Stocks crumbled after a U.S. health official advised against a premature economic reboot, and as investors weighed a grim forecast from regional heads of the central bank. Treasuries soared, as did the US dollar.
The S&P 500 sustained losses as Dr. Anthony Fauci, the top official of the nation's infectious disease center, said states reopening too soon could "get you back on the road trying to get economic recovery."
At the same time, some officials at the Federal Reserve disclosed the outbreak and a partial close-down would cause major bankruptcies that could produce a permanent scar.
The six-day winning streak of the Nasdaq was cut Tuesday, as US stocks retreated following Fauci 's warning. At 23,764.78 volume, the Dow Jones Industrial Average was down 457.21 points (1.89 per cent).
The wider-based S&P 500 dropped 60.20 points (2.05 percent) to 2.870.12 and the tech-heavy Nasdaq Composite Index shed 189.79 points (2.06 percent) to finish at 9.002.55 after rising in the last six days.
Optimism in an economic rebound and a major stimulus initiative has helped the benchmark index climb about 33 percent in March from the lows of a pandemic-driven selloff.
Wall Street's panic gauge tumbled for the fourth day running, hitting a 10-week low, even as analysis showed American consumer prices dropped by most since the Great Recession in April.
Stocks set to get a lift from economies that are expected to restart - properties, retail, airlines and banks - pulled down the key averages. Disney was down 3 percent, Nike weakened 2.8 percent and JPMorgan shed 3.2 percent. Mall operator Simon Property Group lost a 10 percent rally to settle in the red zone after the bell.
The catastrophic collapse of company losses and home-stay orders resulted in April 's unprecedented 20.5 million job losses, tripling the jobless rate to 14.7 percent, the highest since the 1930s Great Depression.

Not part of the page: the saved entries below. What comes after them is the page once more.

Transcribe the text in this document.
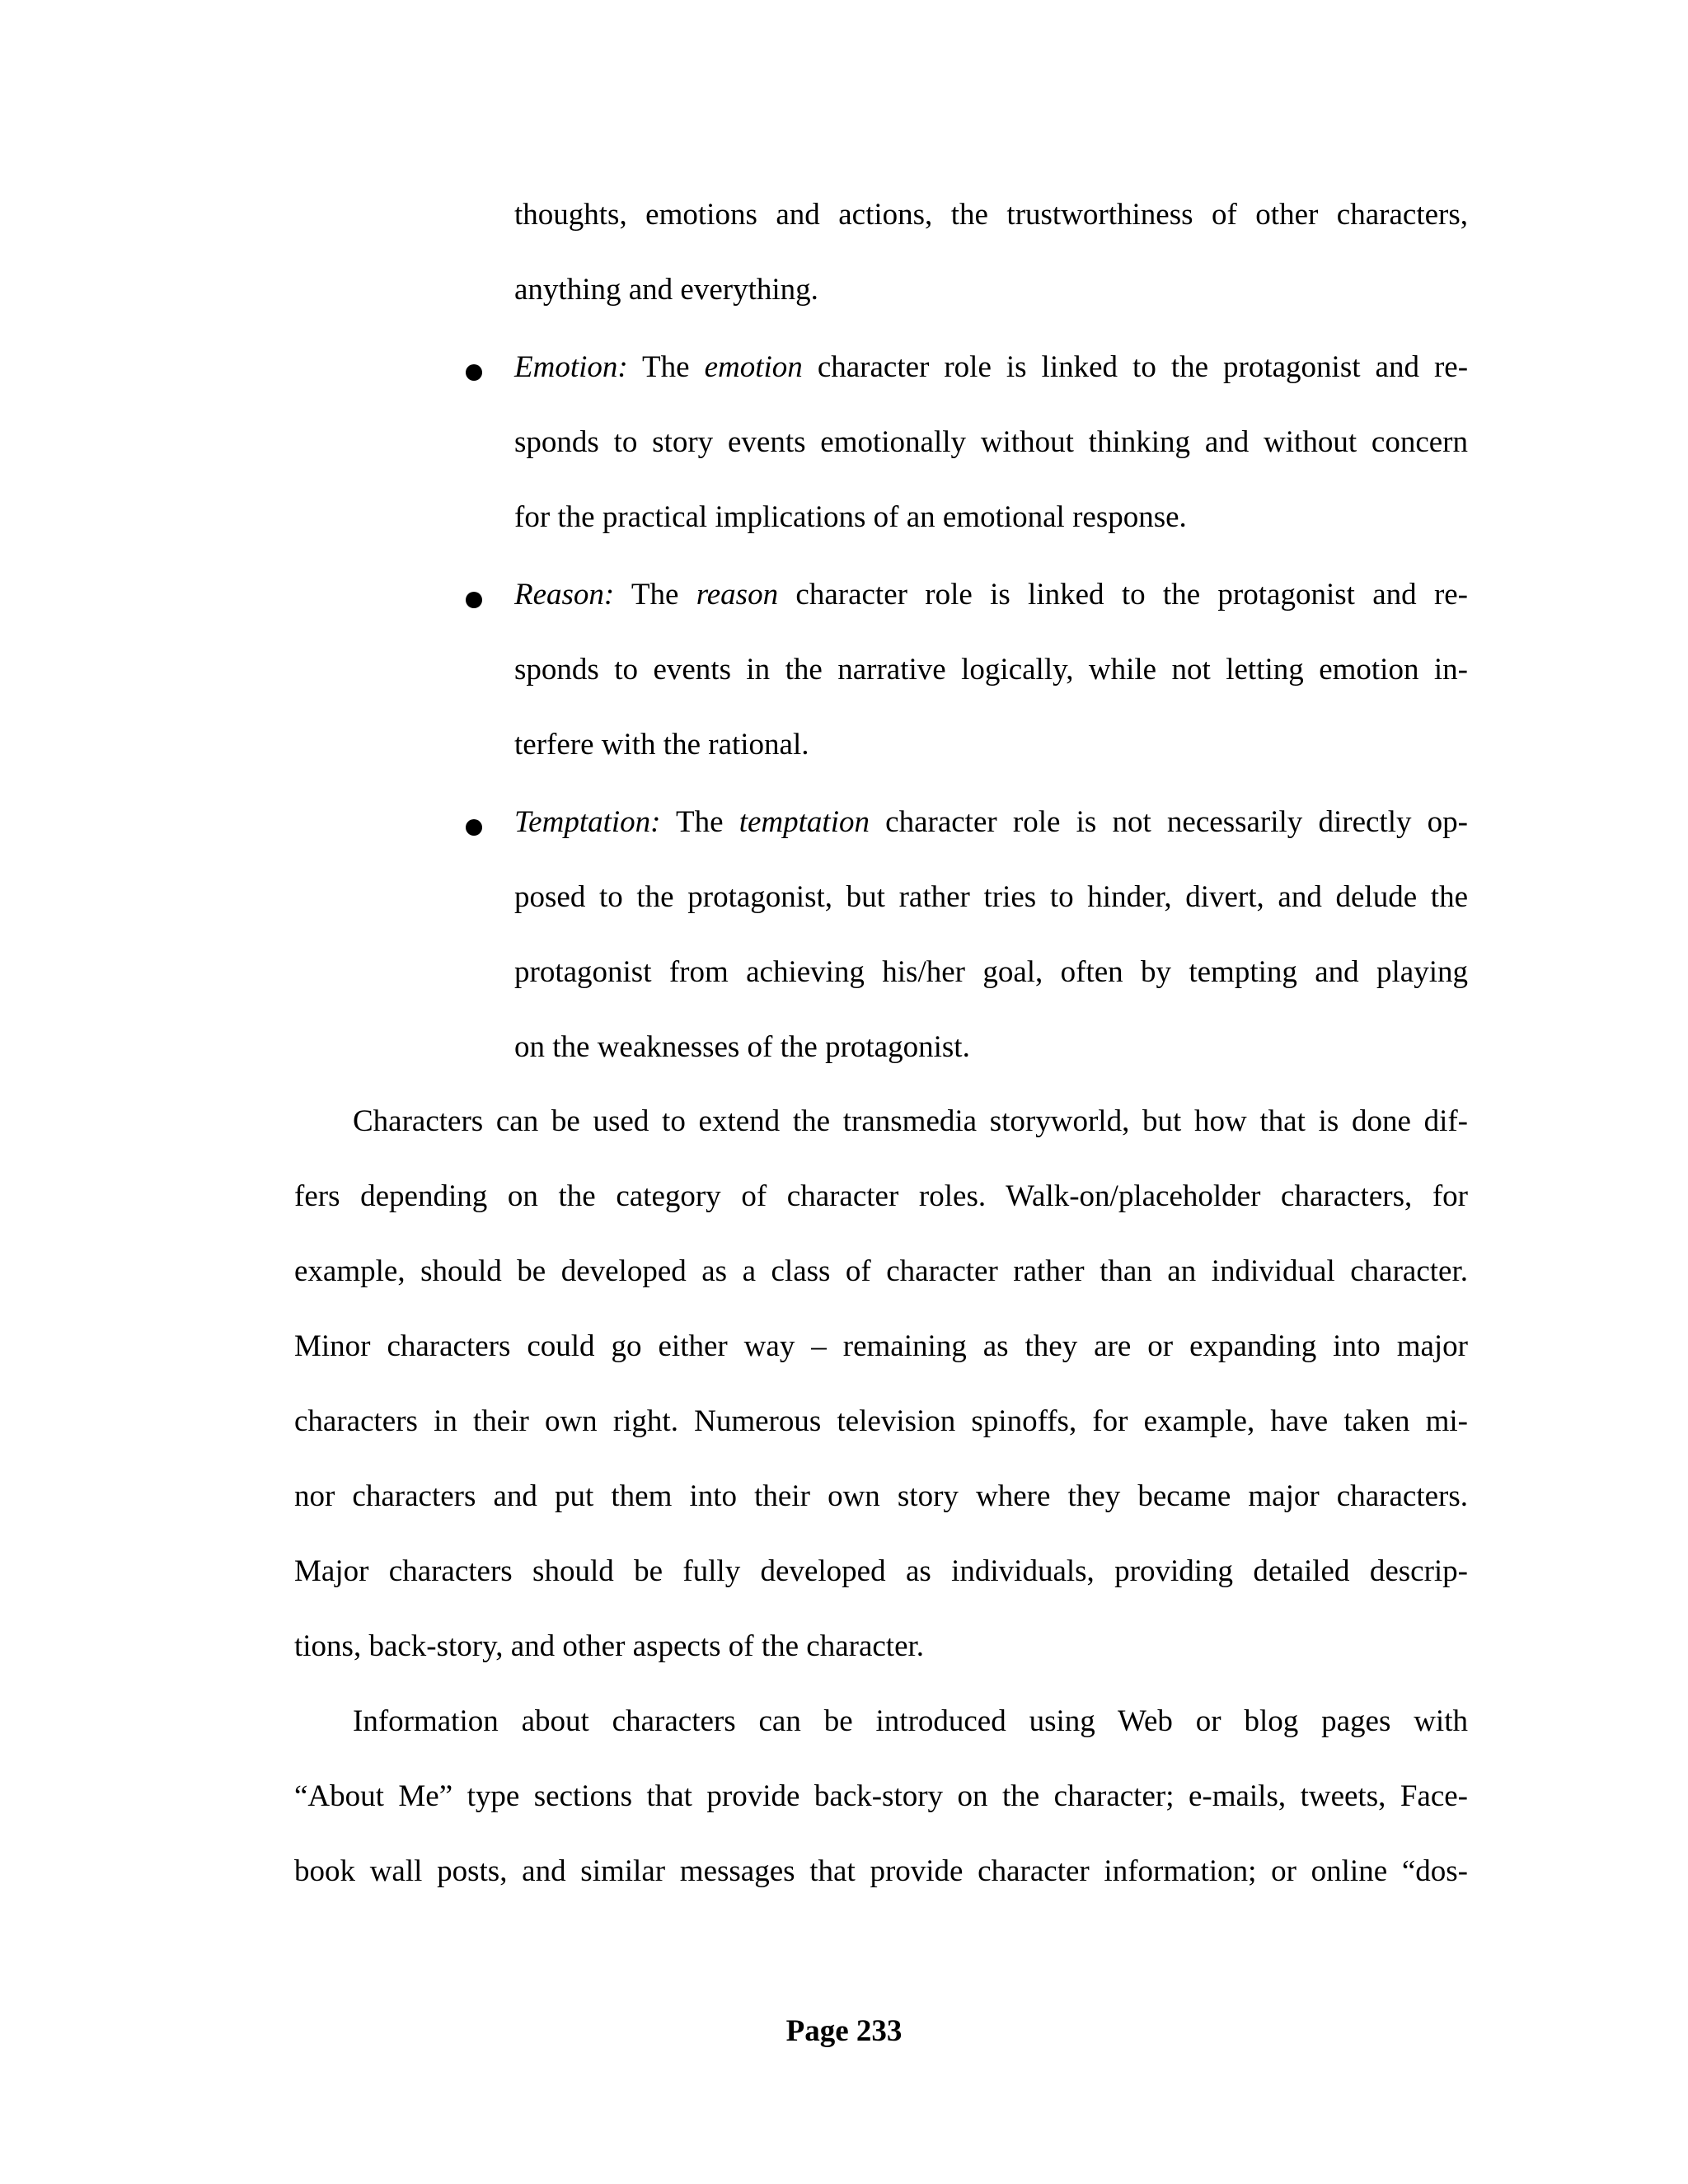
thoughts, emotions and actions, the trustworthiness of other characters,
anything and everything.
Emotion: The emotion character role is linked to the protagonist and re-
sponds to story events emotionally without thinking and without concern
for the practical implications of an emotional response.
Reason: The reason character role is linked to the protagonist and re-
sponds to events in the narrative logically, while not letting emotion in-
terfere with the rational.
Temptation: The temptation character role is not necessarily directly op-
posed to the protagonist, but rather tries to hinder, divert, and delude the
protagonist from achieving his/her goal, often by tempting and playing
on the weaknesses of the protagonist.
Characters can be used to extend the transmedia storyworld, but how that is done dif-
fers depending on the category of character roles. Walk-on/placeholder characters, for
example, should be developed as a class of character rather than an individual character.
Minor characters could go either way – remaining as they are or expanding into major
characters in their own right. Numerous television spinoffs, for example, have taken mi-
nor characters and put them into their own story where they became major characters.
Major characters should be fully developed as individuals, providing detailed descrip-
tions, back-story, and other aspects of the character.
Information about characters can be introduced using Web or blog pages with
“About Me” type sections that provide back-story on the character; e-mails, tweets, Face-
book wall posts, and similar messages that provide character information; or online “dos-
Page 233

A main indicator of US consumer prices dropped the most in April. A sustained downward trend in consumer prices would stimulate concerns about market deflation, intensifying worries that recovery from the deep economic downturn will be very slow.
Also putting heavy weight on the industry was a 6.3 percent decline in BlackRock Inc, after its top shareholder PNC Financial Services Group Inc offered to sell its entire 22 percent stake in the largest asset manager in the world.
The market is a bit too upbeat about what the economy will look like this summer, Steven Blitz, TS Lombard's chief US economist, said.